Cinema com Rapadura

OPINIÃO   quinta-feira, 21 de agosto de 2014

Paraíso (2013): os dramas e risos de mudar e aceitar a si mesmo

Obra mexicana lida de maneira sensível com os traumas de um casal que, após uma série de mudanças, sejam graduais ou repentinas, acabam desgastando uma relação até então perfeita.

imageDurante o curso da vida, todos nós mudamos. Endereço, aparência, gostos, opiniões… Mas quando temos outras pessoas nas nossas vidas, será que elas continuam conosco após essas mudanças? Esse é o grande tema por trás da dramédia “Paraíso”, longa mexicano escrito e dirigido por Mariana Chenillo, baseado no conto homônimo de Julieta Arévalo.

A trama segue as desventuras de Carmen (Daniela Rincón) e Alfredo (Andrés Almeida), um feliz e rechonchudo casal que vive uma vida maravilhosa em uma das cidades-satélites ao redor da Cidade do México. Quando Alfredo é promovido e eles são obrigados a mudar para a capital, as pressões sociais e estética, bem como a frieza e o distanciamento da vida na capital, passam a afetar o relacionamento dos dois.

A bela cena inicial, que mostra os protagonistas acordando em seu último dia no paraíso suburbano onde até então viviam, retrata muito bem quão confortáveis e contentes os dois estavam um com o outro, sem jamais se importarem com os tais quilos a mais que tinham, chegando até mesmo a fazer piada com isso, referindo-se carinhosamente um ao outro de “gordo” e “gorda”.

Apesar de a história se estender por um pouco mais de um ano, esta jamais se torna episódica, graças ao bom trabalho de construção narrativa da diretora e roteirista Mariana Chenillo, que trata dos seus personagens com uma sensibilidade admirável.

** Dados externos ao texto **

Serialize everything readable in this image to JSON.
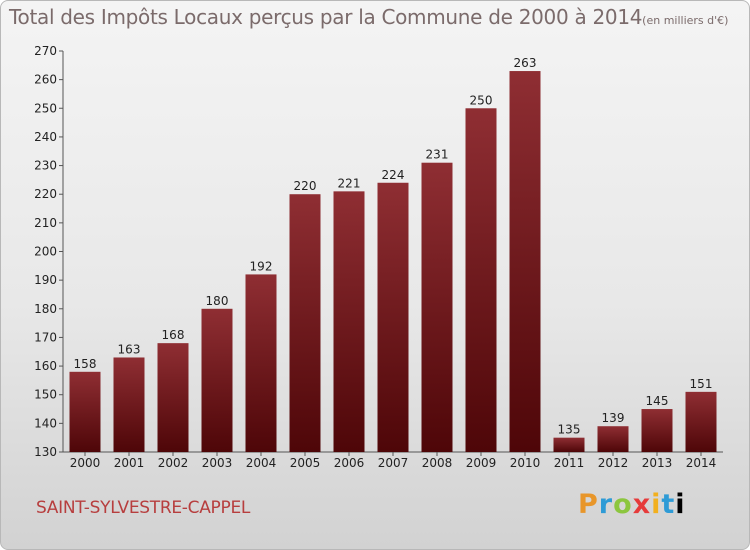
{
  "chart_data": {
    "type": "bar",
    "title": "Total des Impôts Locaux perçus par la Commune de 2000 à 2014",
    "title_unit": "(en milliers d'€)",
    "categories": [
      "2000",
      "2001",
      "2002",
      "2003",
      "2004",
      "2005",
      "2006",
      "2007",
      "2008",
      "2009",
      "2010",
      "2011",
      "2012",
      "2013",
      "2014"
    ],
    "values": [
      158,
      163,
      168,
      180,
      192,
      220,
      221,
      224,
      231,
      250,
      263,
      135,
      139,
      145,
      151
    ],
    "ylim": [
      130,
      270
    ],
    "yticks": [
      130,
      140,
      150,
      160,
      170,
      180,
      190,
      200,
      210,
      220,
      230,
      240,
      250,
      260,
      270
    ],
    "grid": false,
    "bar_color": "#7a1c22"
  },
  "commune_name": "SAINT-SYLVESTRE-CAPPEL",
  "logo": {
    "letters": [
      "P",
      "r",
      "o",
      "x",
      "i",
      "t",
      "i"
    ]
  }
}
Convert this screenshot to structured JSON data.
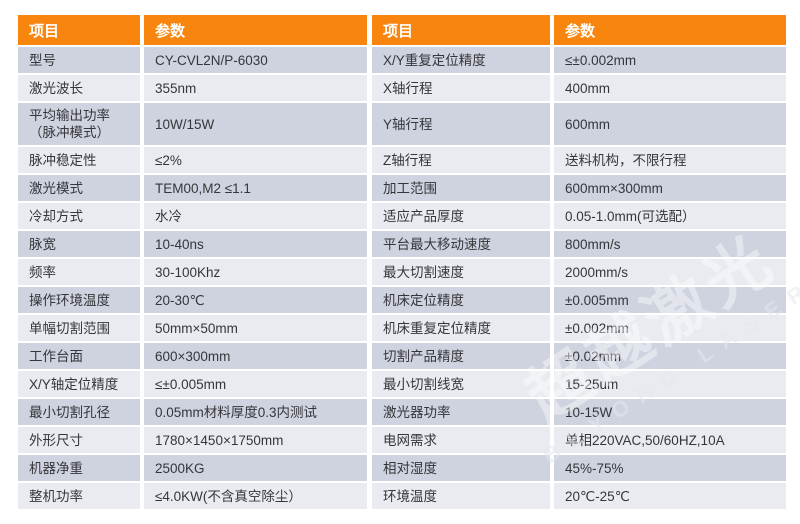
{
  "colors": {
    "header_bg": "#F8860E",
    "header_text": "#ffffff",
    "row_dark": "#CFD3DF",
    "row_light": "#E9EBF0",
    "cell_text": "#35363a"
  },
  "watermark": {
    "text_cn": "超越激光",
    "text_en": "BEYOND LASER"
  },
  "tables": [
    {
      "headers": {
        "item": "项目",
        "param": "参数"
      },
      "rows": [
        {
          "label": "型号",
          "value": "CY-CVL2N/P-6030"
        },
        {
          "label": "激光波长",
          "value": "355nm"
        },
        {
          "label": "平均输出功率\n（脉冲模式）",
          "value": "10W/15W",
          "tall": true
        },
        {
          "label": "脉冲稳定性",
          "value": "≤2%"
        },
        {
          "label": "激光模式",
          "value": "TEM00,M2 ≤1.1"
        },
        {
          "label": "冷却方式",
          "value": "水冷"
        },
        {
          "label": "脉宽",
          "value": "10-40ns"
        },
        {
          "label": "频率",
          "value": "30-100Khz"
        },
        {
          "label": "操作环境温度",
          "value": "20-30℃"
        },
        {
          "label": "单幅切割范围",
          "value": "50mm×50mm"
        },
        {
          "label": "工作台面",
          "value": "600×300mm"
        },
        {
          "label": "X/Y轴定位精度",
          "value": "≤±0.005mm"
        },
        {
          "label": "最小切割孔径",
          "value": "0.05mm材料厚度0.3内测试"
        },
        {
          "label": "外形尺寸",
          "value": "1780×1450×1750mm"
        },
        {
          "label": "机器净重",
          "value": "2500KG"
        },
        {
          "label": "整机功率",
          "value": "≤4.0KW(不含真空除尘）"
        }
      ]
    },
    {
      "headers": {
        "item": "项目",
        "param": "参数"
      },
      "rows": [
        {
          "label": "X/Y重复定位精度",
          "value": "≤±0.002mm"
        },
        {
          "label": "X轴行程",
          "value": "400mm"
        },
        {
          "label": "Y轴行程",
          "value": "600mm",
          "tall": true
        },
        {
          "label": "Z轴行程",
          "value": "送料机构，不限行程"
        },
        {
          "label": "加工范围",
          "value": "600mm×300mm"
        },
        {
          "label": "适应产品厚度",
          "value": "0.05-1.0mm(可选配）"
        },
        {
          "label": "平台最大移动速度",
          "value": "800mm/s"
        },
        {
          "label": "最大切割速度",
          "value": "2000mm/s"
        },
        {
          "label": "机床定位精度",
          "value": "±0.005mm"
        },
        {
          "label": "机床重复定位精度",
          "value": "±0.002mm"
        },
        {
          "label": "切割产品精度",
          "value": "±0.02mm"
        },
        {
          "label": "最小切割线宽",
          "value": "15-25um"
        },
        {
          "label": "激光器功率",
          "value": "10-15W"
        },
        {
          "label": "电网需求",
          "value": "单相220VAC,50/60HZ,10A"
        },
        {
          "label": "相对湿度",
          "value": "45%-75%"
        },
        {
          "label": "环境温度",
          "value": "20℃-25℃"
        }
      ]
    }
  ]
}
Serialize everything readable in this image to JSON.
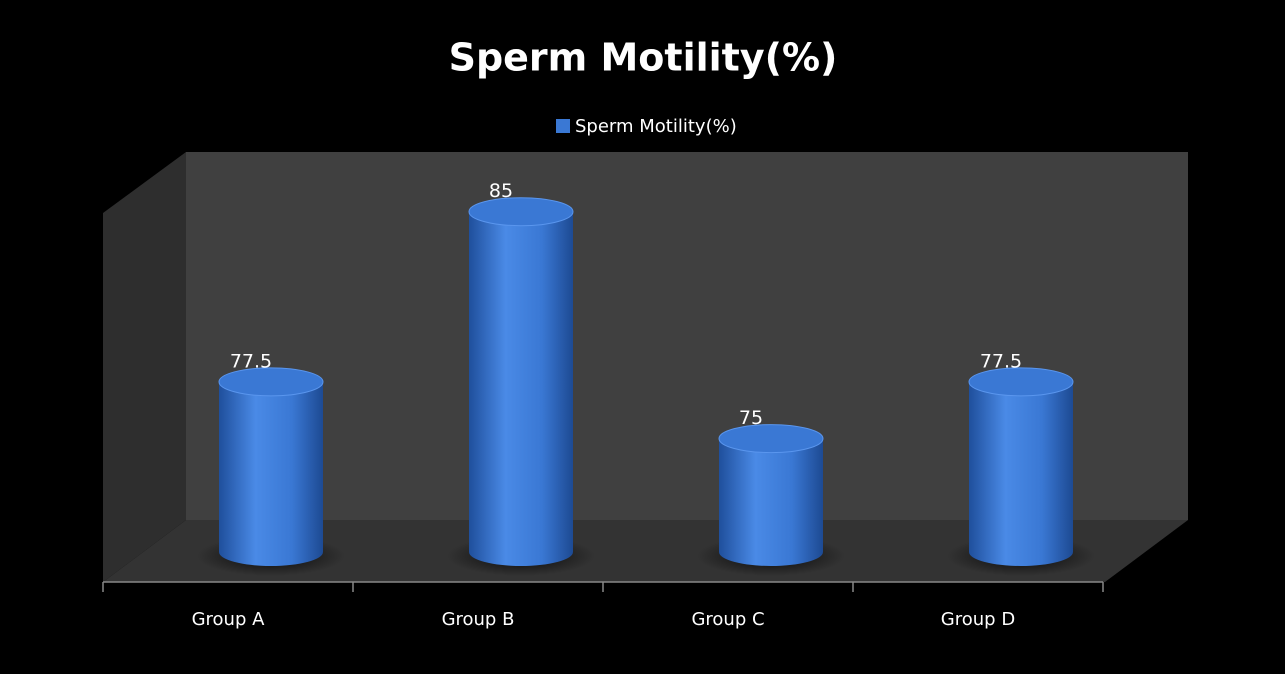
{
  "chart_data": {
    "type": "bar",
    "title": "Sperm Motility(%)",
    "categories": [
      "Group A",
      "Group B",
      "Group C",
      "Group D"
    ],
    "series": [
      {
        "name": "Sperm Motility(%)",
        "color": "#3a78d4",
        "values": [
          77.5,
          85,
          75,
          77.5
        ]
      }
    ],
    "ylim": [
      70,
      86
    ],
    "legend": "top"
  }
}
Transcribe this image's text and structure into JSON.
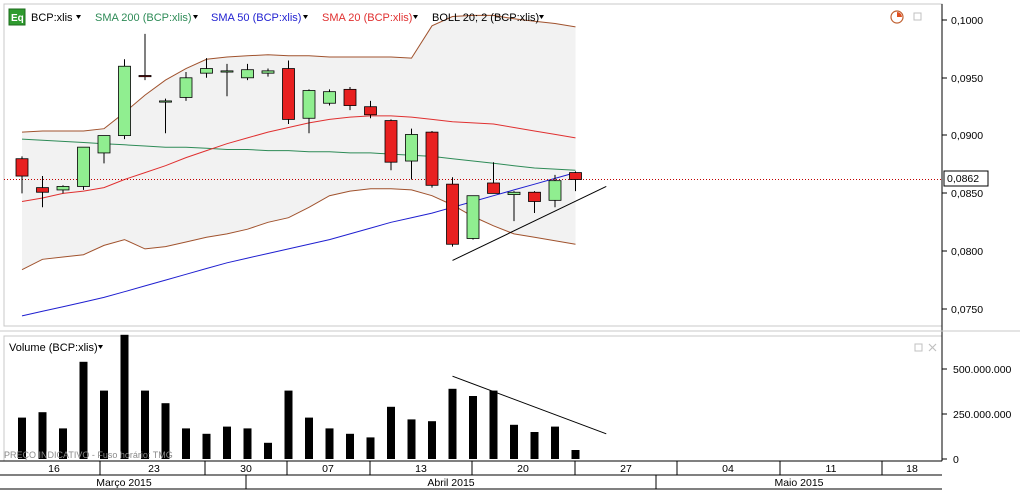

Seria fácil vilanizar qualquer um dos protagonistas por conta do afastamento entre eles, uma divisão anunciada até mesmo visualmente, em um plano que os mostra separados por uma pilastra. Mas Chenillo e o casal central seguram muito bem o rojão e impedem que acabemos por tomar lados.

As tensões entre os dois vão se acumulando à medida que Alfredo muda, em um processo iniciado pela própria Carmen, que se encontra em uma existência estagnada e solitária, sem saber o que fazer consigo mesma enquanto o seu marido parece se adaptar muito bem ao seu novo ambiente. Alfredo jamais percebe quão machucada Carmen realmente está pelas mudanças que ocorreram, não por mera desatenção, mas porque ele não estava acostumado a vê-la fragilizada. Nisso, surge uma óbvia falta de comunicação entre os dois que leva a um gradual afastamento.

Neste sentido, a química entre Daniela Rincón e Andrés Almeida funciona tanto nos momentos alegres quanto nas brigas. A entrega dos atores aos seus personagens é admirável, bem como a disposição da novata Rincón em expor tanto de si, sem medo da ditadura da beleza geralmente imposta àquelas que estrelam produções para o cinema.

Ao contrário de alguns filmes que usam a estética fora do “padrão” para ridicularizar os outros, a mensagem aqui é de auto-aceitação. Ressalte-se ainda a qualidade da maquiagem usada para dar os quilos a mais necessários para Andrés Almeida compor seu Alfredo, em um trabalho técnico que não deixa nada a desejar aos mostrados em produções estadunidenses.

O fato de conseguir fazer o público rir e se importar com aquelas figuras se utilizando de temas sérios e sem reduzir esses assuntos ao menor denominador comum é digno de aplausos, além de ser uma lição que alguns cineastas e atores, que se gabam de seus sucessos de bilheteria desprovidos de qualquer conteúdo, deveriam aprender.